To store and retrieve data from multiple sources, systems, and protocols require additional hardware as each system needs different hardware. When integrating third-party software, each data source introduces its own third-party software and security risks. Third-party software threatens the overall integrity of the IT or plant network slows down response time and reduces system efficiency.
Edge computing offers a solution for integrating software by minimizing the need to store data in a centralized location. Instead, data is processed closer to its source, significantly reducing data transfer latency. When processing the data locally, it remains within the Level 0 and Level 1 commercial plant automation networks, thereby enhancing security. AI/ML applications are more secure and improve effectiveness which enables faster and more accurate decision making by local data processes. In food and biofuel production, real-time monitoring and rapid responses are crucial to maintain operational efficiency and quality.
Real-time data sources are integrated through an automation system that enables the automation of sensors such as instrumentation, monitoring systems, third-party data, and process parameters. Most existing plants were built with older automation systems designed using the technologies and data sources available at that time. The older systems present challenges in compiling and processing data when advanced data sources are integrated into `them. The varying protocols used by older systems, complicate the integration of modern technologies, such as AI and ML, by limiting data accessibility and availability for advanced applications.

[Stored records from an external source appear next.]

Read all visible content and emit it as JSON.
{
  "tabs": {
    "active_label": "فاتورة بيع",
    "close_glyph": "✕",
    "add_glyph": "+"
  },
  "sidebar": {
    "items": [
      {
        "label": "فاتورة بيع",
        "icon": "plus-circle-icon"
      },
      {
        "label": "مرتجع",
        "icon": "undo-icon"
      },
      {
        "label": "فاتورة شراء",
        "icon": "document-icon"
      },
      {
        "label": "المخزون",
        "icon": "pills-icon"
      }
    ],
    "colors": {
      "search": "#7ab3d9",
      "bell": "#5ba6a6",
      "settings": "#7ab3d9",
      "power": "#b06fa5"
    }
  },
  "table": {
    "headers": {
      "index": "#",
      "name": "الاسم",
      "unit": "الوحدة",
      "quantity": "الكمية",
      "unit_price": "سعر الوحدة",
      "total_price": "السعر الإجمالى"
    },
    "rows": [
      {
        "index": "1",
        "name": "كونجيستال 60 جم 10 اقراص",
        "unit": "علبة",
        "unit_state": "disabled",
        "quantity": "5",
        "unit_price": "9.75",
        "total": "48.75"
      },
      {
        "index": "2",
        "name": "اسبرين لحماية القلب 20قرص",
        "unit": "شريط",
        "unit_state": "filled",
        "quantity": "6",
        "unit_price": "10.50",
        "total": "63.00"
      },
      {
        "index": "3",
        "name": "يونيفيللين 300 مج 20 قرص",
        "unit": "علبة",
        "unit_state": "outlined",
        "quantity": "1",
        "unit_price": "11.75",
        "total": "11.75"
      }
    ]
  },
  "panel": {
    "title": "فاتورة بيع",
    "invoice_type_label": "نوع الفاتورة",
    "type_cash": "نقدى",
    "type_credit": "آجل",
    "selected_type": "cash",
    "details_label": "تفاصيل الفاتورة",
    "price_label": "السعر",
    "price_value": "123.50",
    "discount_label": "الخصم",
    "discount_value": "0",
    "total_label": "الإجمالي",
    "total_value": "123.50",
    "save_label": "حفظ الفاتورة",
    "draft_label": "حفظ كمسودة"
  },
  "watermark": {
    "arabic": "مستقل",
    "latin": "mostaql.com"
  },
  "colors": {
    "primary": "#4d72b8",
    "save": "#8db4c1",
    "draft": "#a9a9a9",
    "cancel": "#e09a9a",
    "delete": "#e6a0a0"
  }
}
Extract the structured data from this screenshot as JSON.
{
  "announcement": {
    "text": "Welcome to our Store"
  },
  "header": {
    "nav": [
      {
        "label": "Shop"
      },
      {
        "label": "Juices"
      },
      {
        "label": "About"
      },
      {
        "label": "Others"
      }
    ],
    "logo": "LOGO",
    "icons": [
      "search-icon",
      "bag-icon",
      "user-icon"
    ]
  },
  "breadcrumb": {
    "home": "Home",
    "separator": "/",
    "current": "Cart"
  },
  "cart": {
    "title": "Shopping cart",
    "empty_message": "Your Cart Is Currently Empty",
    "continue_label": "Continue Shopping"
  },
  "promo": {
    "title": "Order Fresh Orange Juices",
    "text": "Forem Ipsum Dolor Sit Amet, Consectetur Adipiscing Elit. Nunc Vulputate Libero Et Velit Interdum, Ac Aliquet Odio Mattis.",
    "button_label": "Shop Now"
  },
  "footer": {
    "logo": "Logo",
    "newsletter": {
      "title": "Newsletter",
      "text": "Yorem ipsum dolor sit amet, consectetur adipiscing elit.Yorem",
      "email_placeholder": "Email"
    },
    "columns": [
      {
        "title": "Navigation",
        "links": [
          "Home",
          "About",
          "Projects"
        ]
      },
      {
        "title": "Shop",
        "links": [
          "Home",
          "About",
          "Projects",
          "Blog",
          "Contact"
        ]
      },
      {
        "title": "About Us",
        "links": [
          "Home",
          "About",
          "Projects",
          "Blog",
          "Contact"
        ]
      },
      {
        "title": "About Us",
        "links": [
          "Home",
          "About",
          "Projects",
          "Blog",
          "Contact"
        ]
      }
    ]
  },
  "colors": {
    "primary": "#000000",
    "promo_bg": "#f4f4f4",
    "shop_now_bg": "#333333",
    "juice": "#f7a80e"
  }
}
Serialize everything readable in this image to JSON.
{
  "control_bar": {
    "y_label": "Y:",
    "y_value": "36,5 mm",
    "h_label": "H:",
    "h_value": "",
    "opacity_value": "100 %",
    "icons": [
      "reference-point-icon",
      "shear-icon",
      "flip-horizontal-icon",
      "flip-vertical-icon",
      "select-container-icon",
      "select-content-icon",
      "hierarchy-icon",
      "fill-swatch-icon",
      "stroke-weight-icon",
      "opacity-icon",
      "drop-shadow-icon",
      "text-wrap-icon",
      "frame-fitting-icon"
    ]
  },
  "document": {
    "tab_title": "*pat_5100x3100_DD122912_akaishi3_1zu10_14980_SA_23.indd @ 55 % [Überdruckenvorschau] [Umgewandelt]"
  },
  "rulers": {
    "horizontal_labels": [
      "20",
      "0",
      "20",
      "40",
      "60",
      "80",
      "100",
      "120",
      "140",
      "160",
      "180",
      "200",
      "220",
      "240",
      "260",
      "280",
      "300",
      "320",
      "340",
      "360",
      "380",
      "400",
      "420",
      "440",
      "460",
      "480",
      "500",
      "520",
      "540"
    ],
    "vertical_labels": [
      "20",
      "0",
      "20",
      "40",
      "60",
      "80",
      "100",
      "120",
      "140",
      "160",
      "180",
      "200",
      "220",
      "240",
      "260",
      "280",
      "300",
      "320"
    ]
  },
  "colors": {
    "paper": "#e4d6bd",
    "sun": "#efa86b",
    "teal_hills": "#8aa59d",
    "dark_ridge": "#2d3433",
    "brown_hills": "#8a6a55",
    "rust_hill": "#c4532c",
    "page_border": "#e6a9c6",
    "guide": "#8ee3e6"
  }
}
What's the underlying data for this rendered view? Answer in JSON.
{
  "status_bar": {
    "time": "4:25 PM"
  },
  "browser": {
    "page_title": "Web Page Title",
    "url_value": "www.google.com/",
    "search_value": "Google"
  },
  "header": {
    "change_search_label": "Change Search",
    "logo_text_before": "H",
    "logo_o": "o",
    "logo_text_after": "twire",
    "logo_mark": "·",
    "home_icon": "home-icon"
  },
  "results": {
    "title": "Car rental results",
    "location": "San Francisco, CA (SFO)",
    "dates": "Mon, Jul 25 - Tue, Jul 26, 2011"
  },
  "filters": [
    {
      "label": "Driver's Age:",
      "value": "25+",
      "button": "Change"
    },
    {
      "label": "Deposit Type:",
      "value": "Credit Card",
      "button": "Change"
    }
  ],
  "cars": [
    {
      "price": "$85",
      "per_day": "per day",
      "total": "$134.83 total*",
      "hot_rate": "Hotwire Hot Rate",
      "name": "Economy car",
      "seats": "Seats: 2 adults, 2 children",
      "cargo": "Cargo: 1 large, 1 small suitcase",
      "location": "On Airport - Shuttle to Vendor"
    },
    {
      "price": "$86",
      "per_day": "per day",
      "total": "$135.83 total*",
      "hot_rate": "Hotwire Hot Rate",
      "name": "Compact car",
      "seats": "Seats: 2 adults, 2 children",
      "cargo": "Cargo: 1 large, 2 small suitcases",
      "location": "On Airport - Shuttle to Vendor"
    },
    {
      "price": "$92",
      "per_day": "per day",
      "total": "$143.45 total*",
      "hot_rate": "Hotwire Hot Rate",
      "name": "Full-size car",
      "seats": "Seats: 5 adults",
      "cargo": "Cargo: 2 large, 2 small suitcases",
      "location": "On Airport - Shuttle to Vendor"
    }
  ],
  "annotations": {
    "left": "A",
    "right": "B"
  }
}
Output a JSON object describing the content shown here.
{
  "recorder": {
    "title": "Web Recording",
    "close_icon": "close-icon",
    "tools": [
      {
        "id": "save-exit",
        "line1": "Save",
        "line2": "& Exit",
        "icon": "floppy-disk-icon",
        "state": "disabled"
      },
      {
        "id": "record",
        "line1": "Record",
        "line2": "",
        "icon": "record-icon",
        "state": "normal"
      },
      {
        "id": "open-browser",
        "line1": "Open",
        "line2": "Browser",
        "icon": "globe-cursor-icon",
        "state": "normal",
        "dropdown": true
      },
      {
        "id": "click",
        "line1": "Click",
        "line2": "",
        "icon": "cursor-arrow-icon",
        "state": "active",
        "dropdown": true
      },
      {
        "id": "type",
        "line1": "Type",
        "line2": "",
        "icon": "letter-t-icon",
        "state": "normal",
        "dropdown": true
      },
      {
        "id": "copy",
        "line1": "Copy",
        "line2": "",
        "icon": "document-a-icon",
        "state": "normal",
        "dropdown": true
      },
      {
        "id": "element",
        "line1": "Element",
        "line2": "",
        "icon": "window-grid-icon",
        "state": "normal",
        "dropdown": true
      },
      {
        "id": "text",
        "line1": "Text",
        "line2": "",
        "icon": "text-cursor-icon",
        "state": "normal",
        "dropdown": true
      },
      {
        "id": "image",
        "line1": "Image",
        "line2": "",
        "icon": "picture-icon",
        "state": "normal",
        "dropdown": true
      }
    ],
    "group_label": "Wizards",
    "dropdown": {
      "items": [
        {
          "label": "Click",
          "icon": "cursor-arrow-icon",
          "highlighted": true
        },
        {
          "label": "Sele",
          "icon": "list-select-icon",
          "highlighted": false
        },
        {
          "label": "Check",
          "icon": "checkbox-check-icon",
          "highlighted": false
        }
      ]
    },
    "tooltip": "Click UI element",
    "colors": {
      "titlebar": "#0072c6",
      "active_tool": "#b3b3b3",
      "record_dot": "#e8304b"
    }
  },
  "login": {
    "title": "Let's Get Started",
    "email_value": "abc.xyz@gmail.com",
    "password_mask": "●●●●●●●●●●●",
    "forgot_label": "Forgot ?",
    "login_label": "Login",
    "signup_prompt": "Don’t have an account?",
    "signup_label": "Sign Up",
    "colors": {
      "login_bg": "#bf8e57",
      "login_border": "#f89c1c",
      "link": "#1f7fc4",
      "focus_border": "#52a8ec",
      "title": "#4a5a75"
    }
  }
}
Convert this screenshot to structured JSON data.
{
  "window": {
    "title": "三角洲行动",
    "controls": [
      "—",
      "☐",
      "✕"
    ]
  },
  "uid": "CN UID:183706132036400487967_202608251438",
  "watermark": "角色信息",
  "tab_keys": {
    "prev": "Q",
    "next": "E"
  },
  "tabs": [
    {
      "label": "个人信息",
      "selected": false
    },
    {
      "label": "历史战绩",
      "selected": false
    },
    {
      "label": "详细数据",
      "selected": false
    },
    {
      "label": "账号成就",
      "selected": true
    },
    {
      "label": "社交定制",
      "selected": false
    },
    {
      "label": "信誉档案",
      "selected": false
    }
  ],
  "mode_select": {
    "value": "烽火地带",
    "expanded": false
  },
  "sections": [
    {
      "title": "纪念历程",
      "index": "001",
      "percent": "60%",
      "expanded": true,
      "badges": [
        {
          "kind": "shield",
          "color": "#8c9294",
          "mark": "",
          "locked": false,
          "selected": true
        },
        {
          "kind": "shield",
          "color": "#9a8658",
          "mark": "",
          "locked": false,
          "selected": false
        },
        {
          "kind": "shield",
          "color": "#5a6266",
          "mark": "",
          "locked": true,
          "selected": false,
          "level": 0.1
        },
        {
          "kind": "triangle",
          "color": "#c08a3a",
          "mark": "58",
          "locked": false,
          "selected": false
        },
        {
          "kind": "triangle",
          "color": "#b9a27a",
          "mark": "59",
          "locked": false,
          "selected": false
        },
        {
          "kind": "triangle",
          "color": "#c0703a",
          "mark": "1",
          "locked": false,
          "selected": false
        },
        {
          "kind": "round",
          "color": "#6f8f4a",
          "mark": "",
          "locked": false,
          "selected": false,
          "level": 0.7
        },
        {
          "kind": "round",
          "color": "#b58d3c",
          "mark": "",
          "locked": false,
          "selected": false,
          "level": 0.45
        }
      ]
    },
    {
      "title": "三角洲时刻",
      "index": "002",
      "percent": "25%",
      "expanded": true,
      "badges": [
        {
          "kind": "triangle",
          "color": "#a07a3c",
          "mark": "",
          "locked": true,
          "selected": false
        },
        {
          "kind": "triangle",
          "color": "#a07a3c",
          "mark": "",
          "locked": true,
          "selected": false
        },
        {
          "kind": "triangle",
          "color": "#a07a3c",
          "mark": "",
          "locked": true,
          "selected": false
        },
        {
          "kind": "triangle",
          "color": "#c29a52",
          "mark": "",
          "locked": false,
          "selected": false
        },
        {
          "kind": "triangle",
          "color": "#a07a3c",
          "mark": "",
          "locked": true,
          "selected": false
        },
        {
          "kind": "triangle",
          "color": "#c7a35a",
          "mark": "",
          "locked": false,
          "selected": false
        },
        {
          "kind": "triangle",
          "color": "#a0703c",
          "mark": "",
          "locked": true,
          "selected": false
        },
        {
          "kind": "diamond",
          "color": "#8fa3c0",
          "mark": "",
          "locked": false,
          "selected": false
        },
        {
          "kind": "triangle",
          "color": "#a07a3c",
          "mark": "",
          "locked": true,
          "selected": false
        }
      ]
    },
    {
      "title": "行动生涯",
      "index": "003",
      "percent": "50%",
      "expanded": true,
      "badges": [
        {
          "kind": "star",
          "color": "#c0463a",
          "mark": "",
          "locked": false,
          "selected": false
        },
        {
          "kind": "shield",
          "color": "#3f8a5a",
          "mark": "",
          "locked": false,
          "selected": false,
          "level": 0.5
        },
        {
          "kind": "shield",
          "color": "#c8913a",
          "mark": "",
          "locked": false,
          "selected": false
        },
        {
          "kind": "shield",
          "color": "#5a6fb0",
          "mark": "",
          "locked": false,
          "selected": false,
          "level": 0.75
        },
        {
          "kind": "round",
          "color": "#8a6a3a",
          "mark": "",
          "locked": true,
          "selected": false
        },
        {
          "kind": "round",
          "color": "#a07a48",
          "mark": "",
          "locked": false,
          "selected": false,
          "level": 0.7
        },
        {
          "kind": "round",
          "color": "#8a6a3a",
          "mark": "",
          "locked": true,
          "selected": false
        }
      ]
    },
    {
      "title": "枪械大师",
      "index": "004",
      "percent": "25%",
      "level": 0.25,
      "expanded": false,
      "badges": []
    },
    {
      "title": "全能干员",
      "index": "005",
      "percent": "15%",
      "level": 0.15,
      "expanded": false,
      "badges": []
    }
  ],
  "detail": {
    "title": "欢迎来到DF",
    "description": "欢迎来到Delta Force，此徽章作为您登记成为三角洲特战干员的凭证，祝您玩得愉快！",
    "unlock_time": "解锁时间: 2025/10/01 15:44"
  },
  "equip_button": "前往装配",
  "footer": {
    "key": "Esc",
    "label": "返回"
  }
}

Upgrading to modern automation systems facilitates the integration of AI and ML applications, as well as overall improved plant process control, reduced downtime, and enhanced total cost of ownership. The technological advancements significantly reduce the maintenance costs, the hardware footprint, the adoption of the latest integration protocols, and the requirement for engineering efforts to build or design systems. Many food and biofuel plant operators and owners remain hesitant to migrate from legacy systems to the latest systems. The primary barrier is the need for in-depth knowledge and experience in automation to ensure a seamless, reliable transition to modern systems. Unfortunately, few engineering companies that supply these process plants have internal automation expertise.
The AI/ML algorithms currently installed are insufficient to address future challenges. The complex requirements of food and biofuel products have led to the development of neural networks and quantum computing algorithms in AI/ML. Operator training simulators and process simulators are widely used to train plant operators to manage plant operations efficiently. These simulators are often expensive and not entirely accurate as they are built based on specific data points at the time of their design and are not regularly updated as plant dynamics change over a period of time due to gradual damage or deterioration in the equipment and process hydraulics. AI and ML extend a solution by enabling real-time simulation of the entire plant’s process dynamics and are used to create operator simulators and process simulators that continuously reflect the current state of plant operations, including any changes due to equipment deterioration or process shifts. These simulators can be easily updated or retrained on an ongoing basis, allowing for more accurate, real-time training through the use of AI and ML.